The findings are structured around five core areas:

  1. Club Structure
    Successful programmes are built on a clear strategic vision, strong leadership integration and financial commitment. Girls’ and women’s football benefits when decision-makers have autonomy while remaining embedded in senior club governance. A distinct brand identity for the women’s game is increasingly seen as essential.
  2. Athlete Care
    Player wellbeing is central to sustainable development. Clubs are improving safeguarding, mental health support, housing and education, but face challenges due to limited female-specific medical research, difficulties balancing education with football, and inconsistent data tracking.
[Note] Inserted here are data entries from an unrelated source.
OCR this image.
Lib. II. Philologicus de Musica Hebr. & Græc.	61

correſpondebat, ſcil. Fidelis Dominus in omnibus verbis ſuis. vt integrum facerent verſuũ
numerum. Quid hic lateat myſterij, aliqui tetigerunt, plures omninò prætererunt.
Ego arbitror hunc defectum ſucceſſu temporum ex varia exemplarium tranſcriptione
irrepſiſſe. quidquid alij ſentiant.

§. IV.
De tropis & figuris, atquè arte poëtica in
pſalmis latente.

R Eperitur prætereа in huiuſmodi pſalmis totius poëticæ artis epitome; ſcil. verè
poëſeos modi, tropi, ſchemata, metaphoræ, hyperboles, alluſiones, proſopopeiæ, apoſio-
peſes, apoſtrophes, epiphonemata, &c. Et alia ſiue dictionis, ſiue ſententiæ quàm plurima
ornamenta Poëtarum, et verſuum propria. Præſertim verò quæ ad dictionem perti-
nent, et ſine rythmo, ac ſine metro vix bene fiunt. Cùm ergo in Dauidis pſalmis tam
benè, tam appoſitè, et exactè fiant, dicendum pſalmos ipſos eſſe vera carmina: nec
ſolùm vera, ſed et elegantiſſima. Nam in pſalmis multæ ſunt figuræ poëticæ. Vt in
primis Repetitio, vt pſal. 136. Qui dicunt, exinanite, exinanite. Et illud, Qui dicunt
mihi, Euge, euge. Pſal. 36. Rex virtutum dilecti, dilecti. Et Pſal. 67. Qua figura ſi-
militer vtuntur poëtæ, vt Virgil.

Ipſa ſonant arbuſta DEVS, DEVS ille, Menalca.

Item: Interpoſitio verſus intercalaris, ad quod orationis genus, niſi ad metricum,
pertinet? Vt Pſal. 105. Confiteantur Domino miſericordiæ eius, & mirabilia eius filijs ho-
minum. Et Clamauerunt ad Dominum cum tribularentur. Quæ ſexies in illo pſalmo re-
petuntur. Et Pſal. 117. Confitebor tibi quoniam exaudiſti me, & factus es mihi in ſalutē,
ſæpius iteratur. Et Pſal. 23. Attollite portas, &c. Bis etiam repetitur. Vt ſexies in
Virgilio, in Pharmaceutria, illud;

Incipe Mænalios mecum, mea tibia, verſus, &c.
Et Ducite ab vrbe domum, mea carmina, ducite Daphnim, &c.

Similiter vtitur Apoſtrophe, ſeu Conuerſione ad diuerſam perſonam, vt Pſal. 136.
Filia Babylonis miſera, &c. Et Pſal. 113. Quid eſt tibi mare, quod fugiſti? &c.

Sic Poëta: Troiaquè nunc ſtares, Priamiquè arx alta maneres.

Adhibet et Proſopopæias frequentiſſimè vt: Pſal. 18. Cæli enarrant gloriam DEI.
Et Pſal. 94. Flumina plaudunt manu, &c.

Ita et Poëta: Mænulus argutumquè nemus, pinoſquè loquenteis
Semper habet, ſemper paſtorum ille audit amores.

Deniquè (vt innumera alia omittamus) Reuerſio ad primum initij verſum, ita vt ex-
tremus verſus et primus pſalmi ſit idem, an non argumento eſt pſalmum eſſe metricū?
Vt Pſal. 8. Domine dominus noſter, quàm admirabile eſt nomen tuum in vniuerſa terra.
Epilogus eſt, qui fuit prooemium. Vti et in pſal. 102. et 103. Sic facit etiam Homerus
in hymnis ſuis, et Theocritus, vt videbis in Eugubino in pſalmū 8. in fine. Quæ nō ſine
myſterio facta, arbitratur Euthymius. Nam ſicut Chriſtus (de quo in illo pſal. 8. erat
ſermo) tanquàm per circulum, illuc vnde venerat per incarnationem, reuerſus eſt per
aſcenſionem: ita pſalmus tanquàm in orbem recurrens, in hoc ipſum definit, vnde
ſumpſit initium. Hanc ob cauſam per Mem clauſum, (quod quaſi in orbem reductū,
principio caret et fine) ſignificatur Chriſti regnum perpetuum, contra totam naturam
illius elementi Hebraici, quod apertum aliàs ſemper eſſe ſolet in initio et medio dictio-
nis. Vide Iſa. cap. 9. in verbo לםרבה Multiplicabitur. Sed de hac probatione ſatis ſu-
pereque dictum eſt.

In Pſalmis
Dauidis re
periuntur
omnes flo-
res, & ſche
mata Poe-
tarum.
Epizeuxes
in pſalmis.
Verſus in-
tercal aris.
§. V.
Nutrition and the prevention of eating disorders remain critical areas.
  3. On-Pitch Development
    High-quality coaching, individual development plans and consistent methodologies are key strengths at more advanced clubs. However, there is a shortage of experienced staff in the women’s game, limited performance data systems, high player workloads and insufficient specialist goalkeeping development.
  4. Infrastructure
    Access to facilities, competitions and operational support varies widely. Many girls’ teams share facilities with boys’ or women’s first teams, leading to scheduling conflicts and deprioritisation. Limited domestic leagues and international competition opportunities restrict player development, especially at elite youth levels.
  5. Player Pathway
    While clubs strongly aspire to build sustainable pipelines into senior women’s teams, gaps remain between youth academies and first teams. External recruitment often replaces internal promotion due to performance pressure, weak scouting networks and the absence of training compensation mechanisms.

To support progress, the report introduces a maturity matrix that allows clubs to self-assess across development stages (emerging to advanced), supported by KPIs, recommendations and key questions for internal review. Clubs are categorised to reflect different levels of professionalisation and resources.

Key Conclusion

Investing in structured girls’ pathways delivers clear sporting, financial and social benefits. It strengthens senior teams through homegrown talent, reduces long-term recruitment costs, improves competitiveness, increases participation and reinforces community engagement. The report positions girls’ football development as foundational to the long-term growth and success of women’s football in Europe, calling on clubs to act as changemakers in shaping the next generation.